Exploration of a Scatter Plot Visualization


Learn how to explore and interpret a visualization organized around scatter plots.


Your first look at this visualization shows a lot of data in three different frames. Use these following prompts to guide you through the basics.

  • What three variables appear to contribute to obesity?
  • Note the labels on the axes. What units of measurement were used to construct these graphs?
  • What information becomes available to you when you land on a bubble of data in any frame?
  • Not all of the x-axes start at zero. How does this influence your interpretation of the data when comparing the effects of the three variables?
Isolate the data by region of the US (see color code). Examine each of the four regions, focusing this time on the effect of eating limited vegetables and fruit.

  • What differences, if any, can you find between the different regions with regard to the effect of eating limited vegetables and fruit?
  • What differences in eating habits might you expect in the four regions of the US?
Continue to examine each of the remaining variables by region.
  • Are there any regions in which one of the variables is not as highly correlated with a high level of obesity?
  • How can you tell?
  • Make a general summarizing statement regarding the contributions of each of the three factors for each region.
Trend lines have been superimposed on the scatter plots. Examine the trendlines in each of the three frames for any given region.
  • Which variables have slopes that appear to differ from the others?
  • Which variable show the greatest variability between the four regions in its contribution to obesity? (You may want to look at all 4 regions at once to view the trendlines simultaneously.)
  • How can you find the "slope" of the trendline?
  • Which trendline has the lowest slope?
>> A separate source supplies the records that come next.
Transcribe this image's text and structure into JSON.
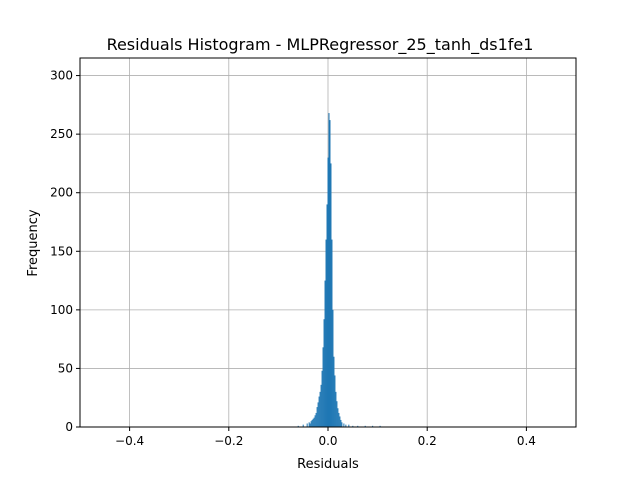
{
  "chart_data": {
    "type": "bar",
    "title": "Residuals Histogram - MLPRegressor_25_tanh_ds1fe1",
    "xlabel": "Residuals",
    "ylabel": "Frequency",
    "xlim": [
      -0.5,
      0.5
    ],
    "ylim": [
      0,
      315
    ],
    "xticks": [
      -0.4,
      -0.2,
      0.0,
      0.2,
      0.4
    ],
    "xtick_labels": [
      "−0.4",
      "−0.2",
      "0.0",
      "0.2",
      "0.4"
    ],
    "yticks": [
      0,
      50,
      100,
      150,
      200,
      250,
      300
    ],
    "ytick_labels": [
      "0",
      "50",
      "100",
      "150",
      "200",
      "250",
      "300"
    ],
    "grid": true,
    "bar_color": "#1f77b4",
    "bin_width": 0.002,
    "bins": [
      {
        "x": -0.06,
        "count": 1
      },
      {
        "x": -0.05,
        "count": 2
      },
      {
        "x": -0.042,
        "count": 3
      },
      {
        "x": -0.038,
        "count": 4
      },
      {
        "x": -0.036,
        "count": 3
      },
      {
        "x": -0.034,
        "count": 5
      },
      {
        "x": -0.032,
        "count": 6
      },
      {
        "x": -0.03,
        "count": 7
      },
      {
        "x": -0.028,
        "count": 8
      },
      {
        "x": -0.026,
        "count": 10
      },
      {
        "x": -0.024,
        "count": 12
      },
      {
        "x": -0.022,
        "count": 17
      },
      {
        "x": -0.02,
        "count": 21
      },
      {
        "x": -0.018,
        "count": 26
      },
      {
        "x": -0.016,
        "count": 30
      },
      {
        "x": -0.014,
        "count": 36
      },
      {
        "x": -0.012,
        "count": 48
      },
      {
        "x": -0.01,
        "count": 68
      },
      {
        "x": -0.008,
        "count": 92
      },
      {
        "x": -0.006,
        "count": 125
      },
      {
        "x": -0.004,
        "count": 160
      },
      {
        "x": -0.002,
        "count": 190
      },
      {
        "x": 0.0,
        "count": 230
      },
      {
        "x": 0.002,
        "count": 268
      },
      {
        "x": 0.004,
        "count": 262
      },
      {
        "x": 0.006,
        "count": 225
      },
      {
        "x": 0.008,
        "count": 160
      },
      {
        "x": 0.01,
        "count": 100
      },
      {
        "x": 0.012,
        "count": 60
      },
      {
        "x": 0.014,
        "count": 44
      },
      {
        "x": 0.016,
        "count": 30
      },
      {
        "x": 0.018,
        "count": 22
      },
      {
        "x": 0.02,
        "count": 16
      },
      {
        "x": 0.022,
        "count": 12
      },
      {
        "x": 0.024,
        "count": 9
      },
      {
        "x": 0.026,
        "count": 6
      },
      {
        "x": 0.028,
        "count": 4
      },
      {
        "x": 0.032,
        "count": 3
      },
      {
        "x": 0.036,
        "count": 2
      },
      {
        "x": 0.042,
        "count": 2
      },
      {
        "x": 0.05,
        "count": 1
      },
      {
        "x": 0.06,
        "count": 1
      },
      {
        "x": 0.075,
        "count": 1
      },
      {
        "x": 0.09,
        "count": 1
      },
      {
        "x": 0.105,
        "count": 1
      }
    ]
  }
}
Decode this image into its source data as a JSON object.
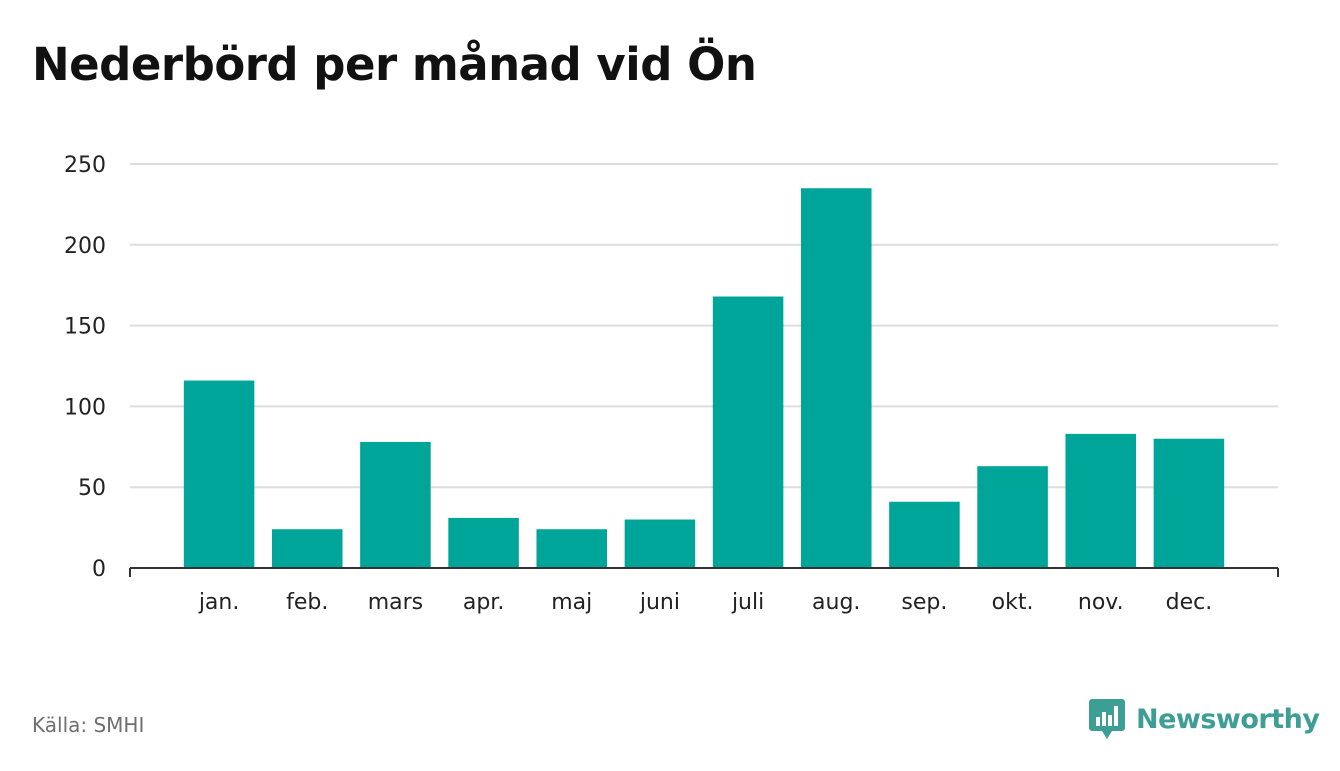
{
  "title": "Nederbörd per månad vid Ön",
  "source": "Källa: SMHI",
  "brand": {
    "name": "Newsworthy",
    "icon": "newsworthy-logo-icon",
    "color": "#3d9e95"
  },
  "chart_data": {
    "type": "bar",
    "categories": [
      "jan.",
      "feb.",
      "mars",
      "apr.",
      "maj",
      "juni",
      "juli",
      "aug.",
      "sep.",
      "okt.",
      "nov.",
      "dec."
    ],
    "values": [
      116,
      24,
      78,
      31,
      24,
      30,
      168,
      235,
      41,
      63,
      83,
      80
    ],
    "ylim": [
      0,
      250
    ],
    "yticks": [
      0,
      50,
      100,
      150,
      200,
      250
    ],
    "grid": true,
    "bar_color": "#00a59a",
    "legend": "none"
  }
}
What is it?
  • What explanations do you have for this lower slope?
  • What does the "y-intercept" of each trendline tell you?
Examine your own state by selecting the state from the drop-down menu. Now the visualization gets more personal! Find your county by floating around with your mouse. This will take some hunt and peck processing!

Once you find your county, click on it to highlight it in all three frames.
  • How does your county's location compare to the trendline for all the counties in your state for each of the three variables?
  • Which county shows the highest rate of obesity? the highest rate of smokers? the highest rate of NOT eating veggies and fruits?
  • Using the context of what you know about your state, what reasons can you give for the life-habits of the populations of these less healthy counties?
Create a table of data for your county compared to any other of interest by shift clicking on the counties you want to examine in more detail.
  • How does your county compare to the county with the highest rate of smokers?
  • How does your county compare to the county with the lowest rate of smokers?
Expand your table by shift clicking on up to 10 total counties within your state. Highlight the top of the obesity column. Now the icons at the bottom of the viz become accessable.
  • Sort your counties by obesity. Which variables have the highest percentages?
  • Sort your counties by smokers. What happens to the rankings of obesities?
Go back to the top, leaving all of your counties still selected, and select "all" states.
  • Examine your selected counties compared to the national display.
  • How do you compare to the "big picture" in the cluster of points? compared to the trendlines?
  • What are your conclusions about the level of obesity in different regions of the nation?
  • Export your data and print the table and images (see bottom icons) of your selected counties as evidence of your exploration and attach to your responses to these questions.